A Secret Love (Cynster 5)
Page 64
How long he prolonged the delicious torture, how many times he brought her almost to the peak, then let it shift away, he didn't know, but she was wild, sobbing in her need, her fingers clenched on his arms, her lips burning his, when he finally thrust deep and let her fly.
She came apart in his arms.
Cursing the darkness that stopped him from seeing it, from reaping the reward of his expertise, he gathered her to him, letting her cling, then cradling her as she collapsed completely.
He drew her closer, sensing her heartbeat, feeling it thunder, then slow. Then she stirred.
"I want you."
His lips curved against her hair. "I know."
Her breath was a soft huff against his neck as she shifted, and reached, and found him. "How?"
Her fist closed, and he shook. "Ah…"
Fingers as quick as his slipped the buttons on his waistband, brushed aside his shirt. Slim digits dipped, then stroked, caressed…
Words were superfluous. He drew her hips nearer, sliding his own to the edge of the seat. They met-it was she who sank down, a long-drawn sigh shattering in her throat. It was all he could do to stifle his groan as she closed hotly about him. After that, he lost touch with the world as she became his reality, the hot, wet, generous woman who loved him in the dark.
She was everything he craved, mysterious, giving, intensely feminine; in some sensual way, she held a mirror to his soul. She filled his senses until he recalled no other, until he knew nothing beyond her luscious heat and the primal need that gripped him.
He sank into her and she wrapped herself about him; at his urging, she shifted her legs, awkward for a moment as she repositioned them, locking them around his hips. When she sank fully onto him again, she gasped.
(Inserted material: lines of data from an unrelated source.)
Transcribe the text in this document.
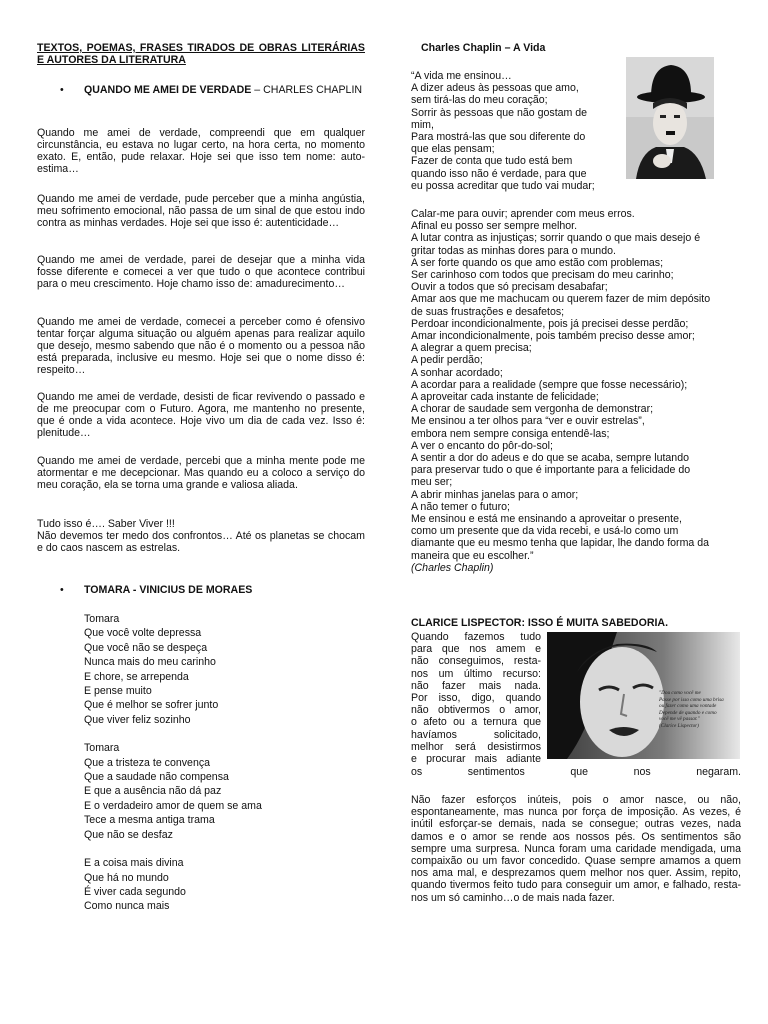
TEXTOS, POEMAS, FRASES TIRADOS DE OBRAS LITERÁRIAS E AUTORES DA LITERATURA
• QUANDO ME AMEI DE VERDADE – CHARLES CHAPLIN

Quando me amei de verdade, compreendi que em qualquer circunstância, eu estava no lugar certo, na hora certa, no momento exato. E, então, pude relaxar. Hoje sei que isso tem nome: auto-estima…

Quando me amei de verdade, pude perceber que a minha angústia, meu sofrimento emocional, não passa de um sinal de que estou indo contra as minhas verdades. Hoje sei que isso é: autenticidade…

Quando me amei de verdade, parei de desejar que a minha vida fosse diferente e comecei a ver que tudo o que acontece contribui para o meu crescimento. Hoje chamo isso de: amadurecimento…

Quando me amei de verdade, comecei a perceber como é ofensivo tentar forçar alguma situação ou alguém apenas para realizar aquilo que desejo, mesmo sabendo que não é o momento ou a pessoa não está preparada, inclusive eu mesmo. Hoje sei que o nome disso é: respeito…

Quando me amei de verdade, desisti de ficar revivendo o passado e de me preocupar com o Futuro. Agora, me mantenho no presente, que é onde a vida acontece. Hoje vivo um dia de cada vez. Isso é: plenitude…

Quando me amei de verdade, percebi que a minha mente pode me atormentar e me decepcionar. Mas quando eu a coloco a serviço do meu coração, ela se torna uma grande e valiosa aliada.

Tudo isso é…. Saber Viver !!!

Não devemos ter medo dos confrontos… Até os planetas se chocam e do caos nascem as estrelas.

• TOMARA - VINICIUS DE MORAES
Tomara
Que você volte depressa
Que você não se despeça
Nunca mais do meu carinho
E chore, se arrependa
E pense muito
Que é melhor se sofrer junto
Que viver feliz sozinho
Tomara
Que a tristeza te convença
Que a saudade não compensa
E que a ausência não dá paz
E o verdadeiro amor de quem se ama
Tece a mesma antiga trama
Que não se desfaz
E a coisa mais divina
Que há no mundo
É viver cada segundo
Como nunca mais
Charles Chaplin – A Vida
“A vida me ensinou…
A dizer adeus às pessoas que amo,
sem tirá-las do meu coração;
Sorrir às pessoas que não gostam de
mim,
Para mostrá-las que sou diferente do
que elas pensam;
Fazer de conta que tudo está bem
quando isso não é verdade, para que
eu possa acreditar que tudo vai mudar;
Calar-me para ouvir; aprender com meus erros.
Afinal eu posso ser sempre melhor.
A lutar contra as injustiças; sorrir quando o que mais desejo é
gritar todas as minhas dores para o mundo.
A ser forte quando os que amo estão com problemas;
Ser carinhoso com todos que precisam do meu carinho;
Ouvir a todos que só precisam desabafar;
Amar aos que me machucam ou querem fazer de mim depósito
de suas frustrações e desafetos;
Perdoar incondicionalmente, pois já precisei desse perdão;
Amar incondicionalmente, pois também preciso desse amor;
A alegrar a quem precisa;
A pedir perdão;
A sonhar acordado;
A acordar para a realidade (sempre que fosse necessário);
A aproveitar cada instante de felicidade;
A chorar de saudade sem vergonha de demonstrar;
Me ensinou a ter olhos para “ver e ouvir estrelas”,
embora nem sempre consiga entendê-las;
A ver o encanto do pôr-do-sol;
A sentir a dor do adeus e do que se acaba, sempre lutando
para preservar tudo o que é importante para a felicidade do
meu ser;
A abrir minhas janelas para o amor;
A não temer o futuro;
Me ensinou e está me ensinando a aproveitar o presente,
como um presente que da vida recebi, e usá-lo como um
diamante que eu mesmo tenha que lapidar, lhe dando forma da
maneira que eu escolher.”
(Charles Chaplin)
CLARICE LISPECTOR: ISSO É MUITA SABEDORIA.
Quando fazemos tudo
para que nos amem e
não conseguimos, resta-
nos um último recurso:
não fazer mais nada.
Por isso, digo, quando
não obtivermos o amor,
o afeto ou a ternura que
havíamos solicitado,
melhor será desistirmos
e procurar mais adiante
os	sentimentos	que	nos	negaram.
"Dou como você me
Passe por isso como uma brisa
ou fazer como uma vontade
Depende de quando e como
você me vê passar."
(Clarice Lispector)

Não fazer esforços inúteis, pois o amor nasce, ou não, espontaneamente, mas nunca por força de imposição. As vezes, é inútil esforçar-se demais, nada se consegue; outras vezes, nada damos e o amor se rende aos nossos pés. Os sentimentos são sempre uma surpresa. Nunca foram uma caridade mendigada, uma compaixão ou um favor concedido. Quase sempre amamos a quem nos ama mal, e desprezamos quem melhor nos quer. Assim, repito, quando tivermos feito tudo para conseguir um amor, e falhado, resta-nos um só caminho…o de mais nada fazer.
Gripping her hips, he lifted her, thrusting upward as he lowered her.
She sobbed, then found his lips. They clung, and loved, gave and took and gave again. The horses plodded slowly on.
The gloom inside the carriage became a heated cave, filled with lust, desire, and so much more. Hunger, greed, joy, and delirium ail spun, a kaleidoscope in the dark. Then she flew high and he followed, soaring beyond the stars. The end left them shattered, broken and destroyed, reborn in each other's arms.
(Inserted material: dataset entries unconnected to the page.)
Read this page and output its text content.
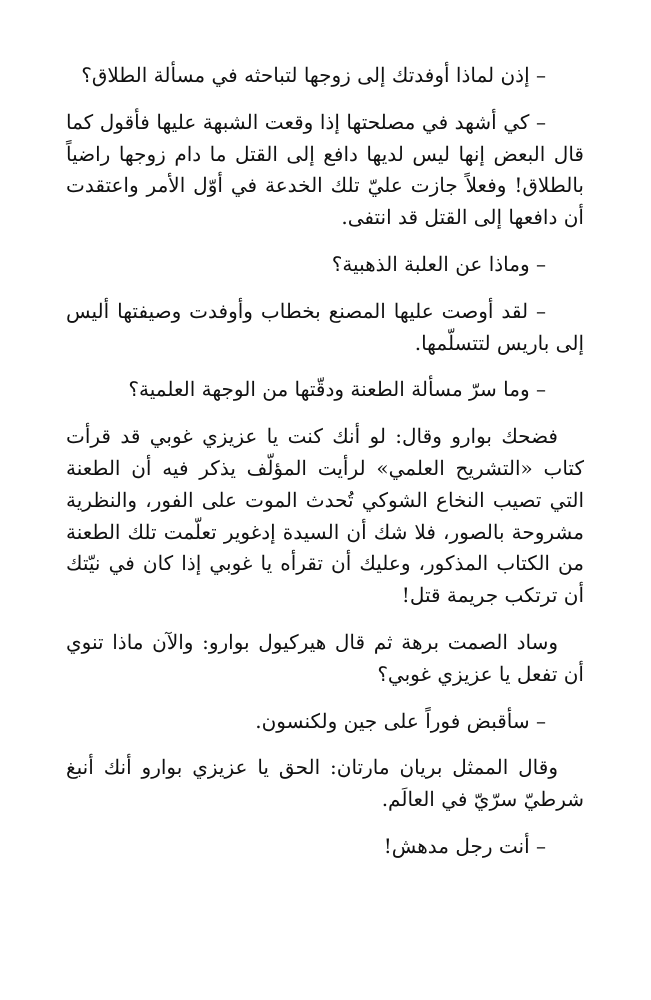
– إذن لماذا أوفدتك إلى زوجها لتباحثه في مسألة الطلاق؟

– كي أشهد في مصلحتها إذا وقعت الشبهة عليها فأقول كما قال البعض إنها ليس لديها دافع إلى القتل ما دام زوجها راضياً بالطلاق! وفعلاً جازت عليّ تلك الخدعة في أوّل الأمر واعتقدت أن دافعها إلى القتل قد انتفى.

– وماذا عن العلبة الذهبية؟

– لقد أوصت عليها المصنع بخطاب وأوفدت وصيفتها أليس إلى باريس لتتسلّمها.

– وما سرّ مسألة الطعنة ودقّتها من الوجهة العلمية؟

فضحك بوارو وقال: لو أنك كنت يا عزيزي غوبي قد قرأت كتاب «التشريح العلمي» لرأيت المؤلّف يذكر فيه أن الطعنة التي تصيب النخاع الشوكي تُحدث الموت على الفور، والنظرية مشروحة بالصور، فلا شك أن السيدة إدغوير تعلّمت تلك الطعنة من الكتاب المذكور، وعليك أن تقرأه يا غوبي إذا كان في نيّتك أن ترتكب جريمة قتل!

وساد الصمت برهة ثم قال هيركيول بوارو: والآن ماذا تنوي أن تفعل يا عزيزي غوبي؟

– سأقبض فوراً على جين ولكنسون.

وقال الممثل بريان مارتان: الحق يا عزيزي بوارو أنك أنبغ شرطيّ سرّيّ في العالَم.

– أنت رجل مدهش!
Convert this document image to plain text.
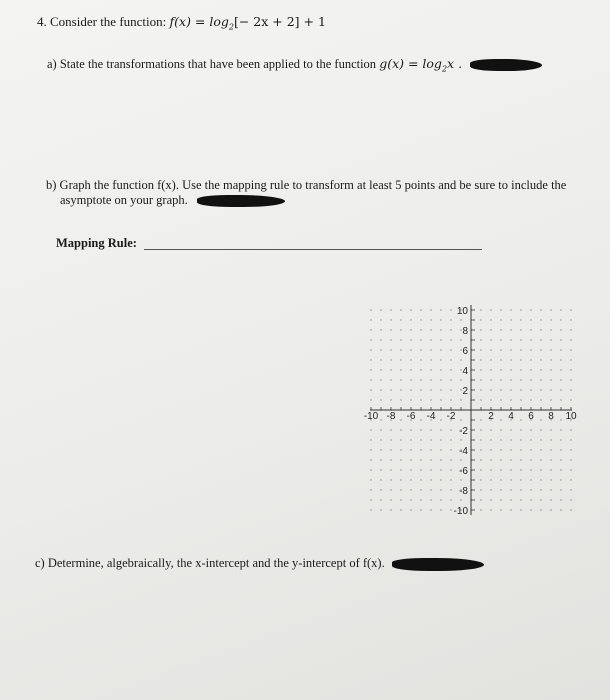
4. Consider the function: $f(x) = \log_2[- 2x + 2] + 1$
a) State the transformations that have been applied to the function $g(x) = \log_2x$ .
b) Graph the function f(x). Use the mapping rule to transform at least 5 points and be sure to include the
asymptote on your graph.
Mapping Rule:
-10 -8 -6 -4 -2	2 4 6 8 10
10
8
6
4
2
-2
-4
-6
-8
-10
c) Determine, algebraically, the x-intercept and the y-intercept of f(x).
The gentle swaying of the carriage slowly drew them back to earth, yet they lay still, letting the long, achingly sweet moments wash over them, neither ready to lose the soul-deep communion.
His lips at her temple, her hair silk against his cheek, Gabriel dragged in a breath. His chest swelled, shifting her warm weight. He locked his arms around her; he didn't want to let go. Didn't want to lose the peace she'd brought him-she and she alone.
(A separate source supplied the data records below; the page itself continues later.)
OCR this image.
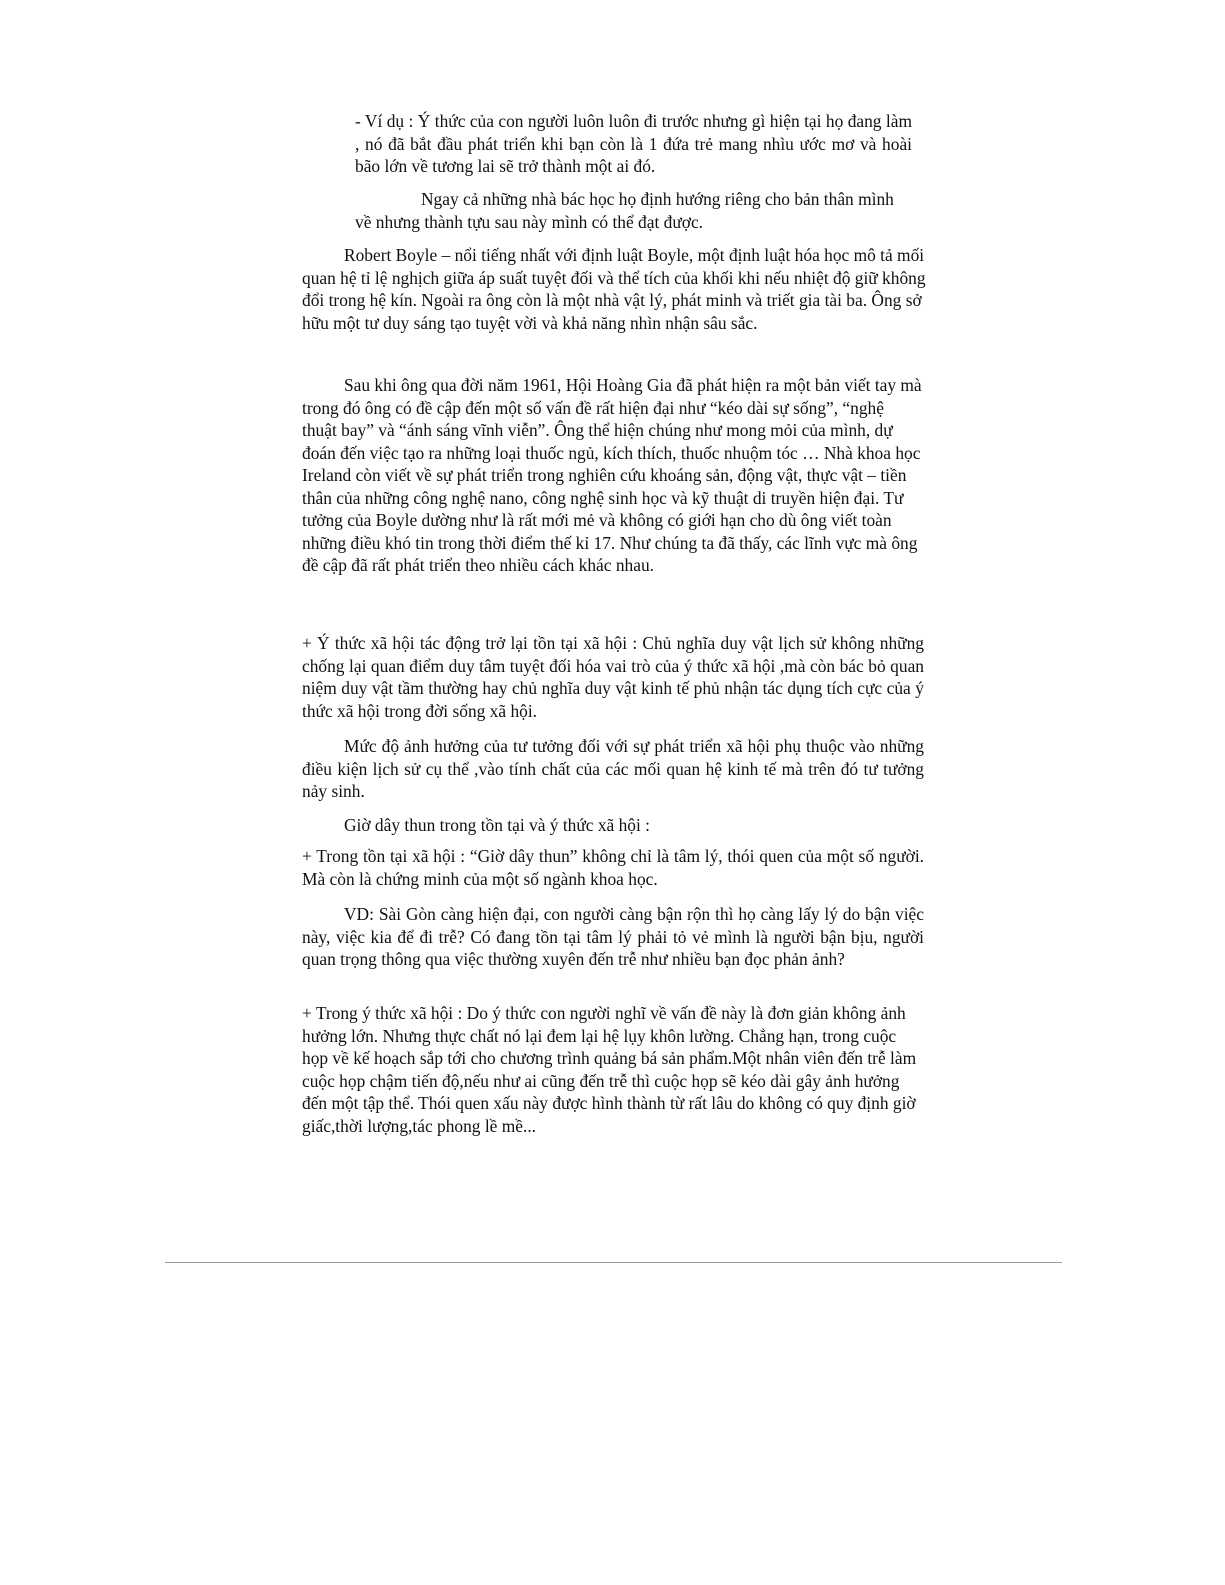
- Ví dụ : Ý thức của con người luôn luôn đi trước nhưng gì hiện tại họ đang làm , nó đã bắt đầu phát triển khi bạn còn là 1 đứa trẻ mang nhìu ước mơ và hoài bão lớn về tương lai sẽ trở thành một ai đó.

Ngay cả những nhà bác học họ định hướng riêng cho bản thân mình về nhưng thành tựu sau này mình có thể đạt được.

Robert Boyle – nổi tiếng nhất với định luật Boyle, một định luật hóa học mô tả mối quan hệ tỉ lệ nghịch giữa áp suất tuyệt đối và thể tích của khối khi nếu nhiệt độ giữ không đổi trong hệ kín. Ngoài ra ông còn là một nhà vật lý, phát minh và triết gia tài ba. Ông sở hữu một tư duy sáng tạo tuyệt vời và khả năng nhìn nhận sâu sắc.

Sau khi ông qua đời năm 1961, Hội Hoàng Gia đã phát hiện ra một bản viết tay mà trong đó ông có đề cập đến một số vấn đề rất hiện đại như “kéo dài sự sống”, “nghệ thuật bay” và “ánh sáng vĩnh viễn”. Ông thể hiện chúng như mong mỏi của mình, dự đoán đến việc tạo ra những loại thuốc ngủ, kích thích, thuốc nhuộm tóc … Nhà khoa học Ireland còn viết về sự phát triển trong nghiên cứu khoáng sản, động vật, thực vật – tiền thân của những công nghệ nano, công nghệ sinh học và kỹ thuật di truyền hiện đại. Tư tưởng của Boyle dường như là rất mới mẻ và không có giới hạn cho dù ông viết toàn những điều khó tin trong thời điểm thế kỉ 17. Như chúng ta đã thấy, các lĩnh vực mà ông đề cập đã rất phát triển theo nhiều cách khác nhau.

+ Ý thức xã hội tác động trở lại tồn tại xã hội : Chủ nghĩa duy vật lịch sử không những chống lại quan điểm duy tâm tuyệt đối hóa vai trò của ý thức xã hội ,mà còn bác bỏ quan niệm duy vật tầm thường hay chủ nghĩa duy vật kinh tế phủ nhận tác dụng tích cực của ý thức xã hội trong đời sống xã hội.

Mức độ ảnh hưởng của tư tưởng đối với sự phát triển xã hội phụ thuộc vào những điều kiện lịch sử cụ thể ,vào tính chất của các mối quan hệ kinh tế mà trên đó tư tưởng nảy sinh.

Giờ dây thun trong tồn tại và ý thức xã hội :

+ Trong tồn tại xã hội : “Giờ dây thun” không chỉ là tâm lý, thói quen của một số người. Mà còn là chứng minh của một số ngành khoa học.

VD: Sài Gòn càng hiện đại, con người càng bận rộn thì họ càng lấy lý do bận việc này, việc kia để đi trễ? Có đang tồn tại tâm lý phải tỏ vẻ mình là người bận bịu, người quan trọng thông qua việc thường xuyên đến trễ như nhiều bạn đọc phản ảnh?

+ Trong ý thức xã hội : Do ý thức con người nghĩ về vấn đề này là đơn giản không ảnh hưởng lớn. Nhưng thực chất nó lại đem lại hệ lụy khôn lường. Chẳng hạn, trong cuộc họp về kế hoạch sắp tới cho chương trình quảng bá sản phẩm.Một nhân viên đến trễ làm cuộc họp chậm tiến độ,nếu như ai cũng đến trễ thì cuộc họp sẽ kéo dài gây ảnh hưởng đến một tập thể. Thói quen xấu này được hình thành từ rất lâu do không có quy định giờ giấc,thời lượng,tác phong lề mề...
Never had he reached this state, this depth of feeling. Beyond sensation, beyond the world, a sea of unnameable emotion still lapped him. He wanted to deny it, shrug it aside. It frightened him. But it was a drug-he feared he was already addicted.
She stirred, first again. Sitting up, she sighed and shook back her hair. "I meant to tell you…"
He got the distinct impression she'd intended to say, "before you started this," and, what's more, in a censorious tone. He was too sated to do more than smirk in the dark. He was still buried to the hilt inside her. "What?" Reaching for her, he drew her back into his arms.
She acquiesced, then relaxed; despite her resolution, she was still dazed. "My stepson… he overheard a conversation at White's-between a Captain Something and another man. The captain was dismissing the Central East Africa Gold Company."
He frowned, "I thought your stepson was too young for White's."
"Oh, he is. This was on the steps-he was walking in St. James Street."
"Who was the captain talking to?"
"Charles didn't know."
"Hmm." It was difficult to think with her warm weight snuggled against him, with her body intimately clasping his. That last, and his resurging vigor, prompted him to say, "A captain recently returned from Africa shouldn't be impossible to trace. The shipping lists, the Port Authority, the major merchant lines. He'll be known somewhere."
"If we have a witness like that, we'd be able to petition the court immediately."
But then there'd be no reason for them to meet, and he'd yet to learn her name. He frowned, grateful for the dark. "Perhaps. It depends on how much he knows." Turning his head, he squinted down at her, but still could see nothing. "I'll look into it."
"Have you heard anything else?"
"I have contacts in Whitehall sounding out the African authorities over the company's mining claims, and there are others I'm hunting up who might know of the company's presence in those particular towns." Shuffling higher on the seat, he glanced upward. "Now-tell your coachman to roll back, slowly, to Brook Street."
She sat up, still clutching his coat, and cleared her throat. "Jones?"